3. Expected Results¶

After running the script, the training process will output logs showing the loss at each step. Upon completion, the train_metrics and test_metrics dictionaries will be printed.

The test_metrics dictionary will contain key performance indicators for binary classification, such as: - test_accuracy: The proportion of correctly classified sequences. - test_precision: The ability of the model to avoid false positives. - test_recall: The ability of the model to find all true positive sequences. - test_f1: The harmonic mean of precision and recall, providing a single score to balance them. - test_AUROC: The Area Under the Receiver Operating Characteristic Curve, which measures the model's ability to distinguish between classes. - test_AUPRC: The Area Under the Precision-Recall Curve, which is especially useful for imbalanced datasets.

Example output:

{
    'test_loss': 0.547,
    'test_accuracy': 0.740,
    'test_precision': 0.721,
    'test_recall': 0.808,
    'test_f1': 0.762,
    'test_mcc': 0.482,
    'test_AUROC': 0.821,
    'test_AUPRC': 0.810,
    ...
}

The fine-tuned model and training checkpoints will be saved in the directory specified by output_dir in the config file.

4. Tuning Strategies¶

To improve model performance, consider the following strategies:

Learning Rate: The default learning rate is 5e-5. If the model is not converging, you can try adjusting it in the training section of the config file (e.g., learning_rate: 3e-5).
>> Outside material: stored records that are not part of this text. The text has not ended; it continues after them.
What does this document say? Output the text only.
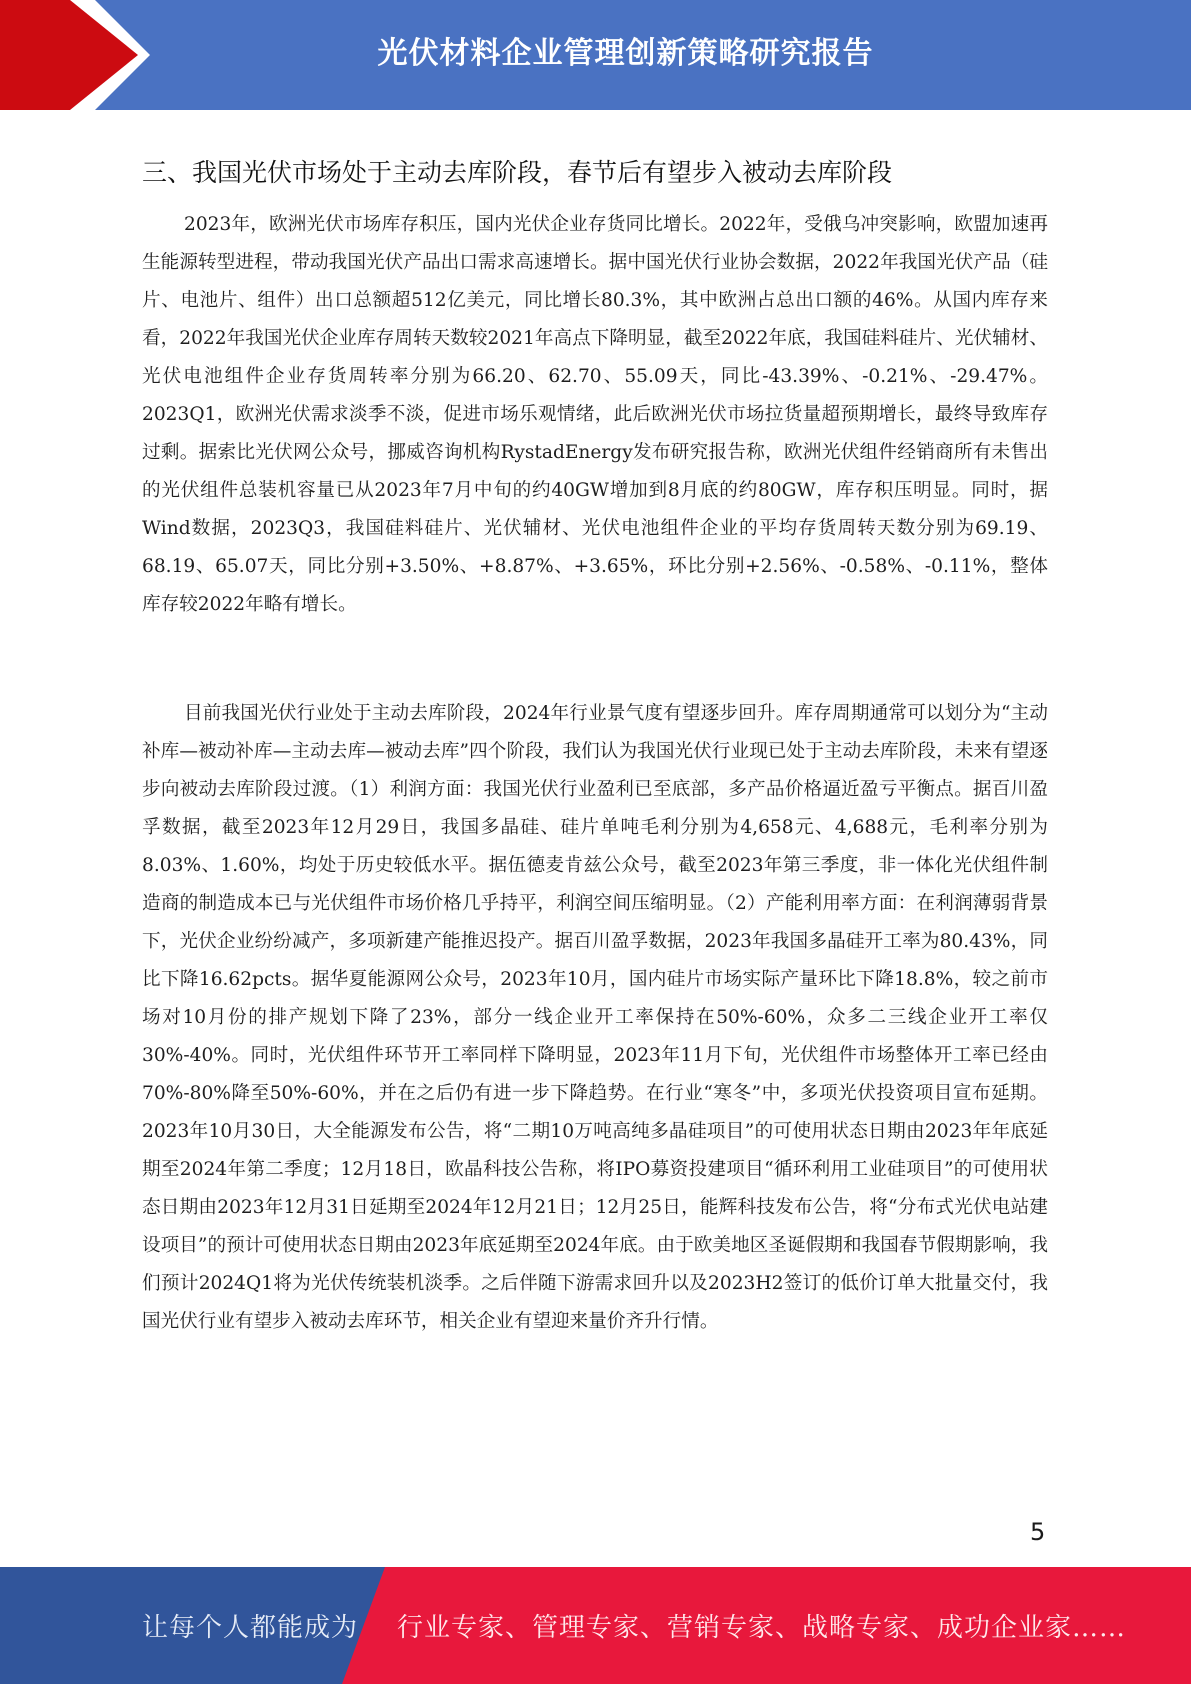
光伏材料企业管理创新策略研究报告
三、我国光伏市场处于主动去库阶段，春节后有望步入被动去库阶段

2023年，欧洲光伏市场库存积压，国内光伏企业存货同比增长。2022年，受俄乌冲突影响，欧盟加速再生能源转型进程，带动我国光伏产品出口需求高速增长。据中国光伏行业协会数据，2022年我国光伏产品（硅片、电池片、组件）出口总额超512亿美元，同比增长80.3%，其中欧洲占总出口额的46%。从国内库存来看，2022年我国光伏企业库存周转天数较2021年高点下降明显，截至2022年底，我国硅料硅片、光伏辅材、光伏电池组件企业存货周转率分别为66.20、62.70、55.09天，同比-43.39%、-0.21%、-29.47%。2023Q1，欧洲光伏需求淡季不淡，促进市场乐观情绪，此后欧洲光伏市场拉货量超预期增长，最终导致库存过剩。据索比光伏网公众号，挪威咨询机构RystadEnergy发布研究报告称，欧洲光伏组件经销商所有未售出的光伏组件总装机容量已从2023年7月中旬的约40GW增加到8月底的约80GW，库存积压明显。同时，据Wind数据，2023Q3，我国硅料硅片、光伏辅材、光伏电池组件企业的平均存货周转天数分别为69.19、68.19、65.07天，同比分别+3.50%、+8.87%、+3.65%，环比分别+2.56%、-0.58%、-0.11%，整体库存较2022年略有增长。

目前我国光伏行业处于主动去库阶段，2024年行业景气度有望逐步回升。库存周期通常可以划分为“主动补库—被动补库—主动去库—被动去库”四个阶段，我们认为我国光伏行业现已处于主动去库阶段，未来有望逐步向被动去库阶段过渡。（1）利润方面：我国光伏行业盈利已至底部，多产品价格逼近盈亏平衡点。据百川盈孚数据，截至2023年12月29日，我国多晶硅、硅片单吨毛利分别为4,658元、4,688元，毛利率分别为8.03%、1.60%，均处于历史较低水平。据伍德麦肯兹公众号，截至2023年第三季度，非一体化光伏组件制造商的制造成本已与光伏组件市场价格几乎持平，利润空间压缩明显。（2）产能利用率方面：在利润薄弱背景下，光伏企业纷纷减产，多项新建产能推迟投产。据百川盈孚数据，2023年我国多晶硅开工率为80.43%，同比下降16.62pcts。据华夏能源网公众号，2023年10月，国内硅片市场实际产量环比下降18.8%，较之前市场对10月份的排产规划下降了23%，部分一线企业开工率保持在50%-60%，众多二三线企业开工率仅30%-40%。同时，光伏组件环节开工率同样下降明显，2023年11月下旬，光伏组件市场整体开工率已经由70%-80%降至50%-60%，并在之后仍有进一步下降趋势。在行业“寒冬”中，多项光伏投资项目宣布延期。2023年10月30日，大全能源发布公告，将“二期10万吨高纯多晶硅项目”的可使用状态日期由2023年年底延期至2024年第二季度；12月18日，欧晶科技公告称，将IPO募资投建项目“循环利用工业硅项目”的可使用状态日期由2023年12月31日延期至2024年12月21日；12月25日，能辉科技发布公告，将“分布式光伏电站建设项目”的预计可使用状态日期由2023年底延期至2024年底。由于欧美地区圣诞假期和我国春节假期影响，我们预计2024Q1将为光伏传统装机淡季。之后伴随下游需求回升以及2023H2签订的低价订单大批量交付，我国光伏行业有望步入被动去库环节，相关企业有望迎来量价齐升行情。

5
让每个人都能成为 行业专家、管理专家、营销专家、战略专家、成功企业家……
A good starting point for fine-tuning is often between 1e-5 and 5e-5.
Batch Size: per_device_train_batch_size can be increased if you have more GPU memory. Larger batch sizes can lead to more stable training.
Epochs: The num_train_epochs determines how many times the model sees the entire training dataset. If the model is underfitting, increase the number of epochs. If it is overfitting (validation loss increases), consider reducing it or using early stopping.
Model Choice: DNALLM supports various models. A larger or more domain-specific model (e.g., one pre-trained on plant genomes) might yield better results for this task.
Max Sequence Length: Adjust max_length during dataset loading based on the typical length of your promoter sequences. Longer sequences require more memory.

5. Troubleshooting¶

CUDA out of memory: This is a common issue. The primary solution is to decrease per_device_train_batch_size and per_device_eval_batch_size in your finetune_config.yaml. You can also reduce max_length if your sequences are very long.
Slow Training: Training large models on large datasets takes time. To speed up development, use the .sampling() method on your dataset to test your pipeline on a smaller subset first. For actual training, using a GPU is highly recommended.
Low Performance (Low F1/Accuracy):
- Ensure your data is clean and correctly labeled.
- Try tuning the hyperparameters mentioned above (learning rate, epochs, etc.).
- Consider if the pre-trained model is a good fit for your specific type of data (e.g., human, plant, bacteria). You may need a different base model.
- Check for severe class imbalance in your dataset. If one class is much rarer than the other, metrics like AUPRC are more informative than accuracy. You may need to use techniques like over-sampling or using class weights.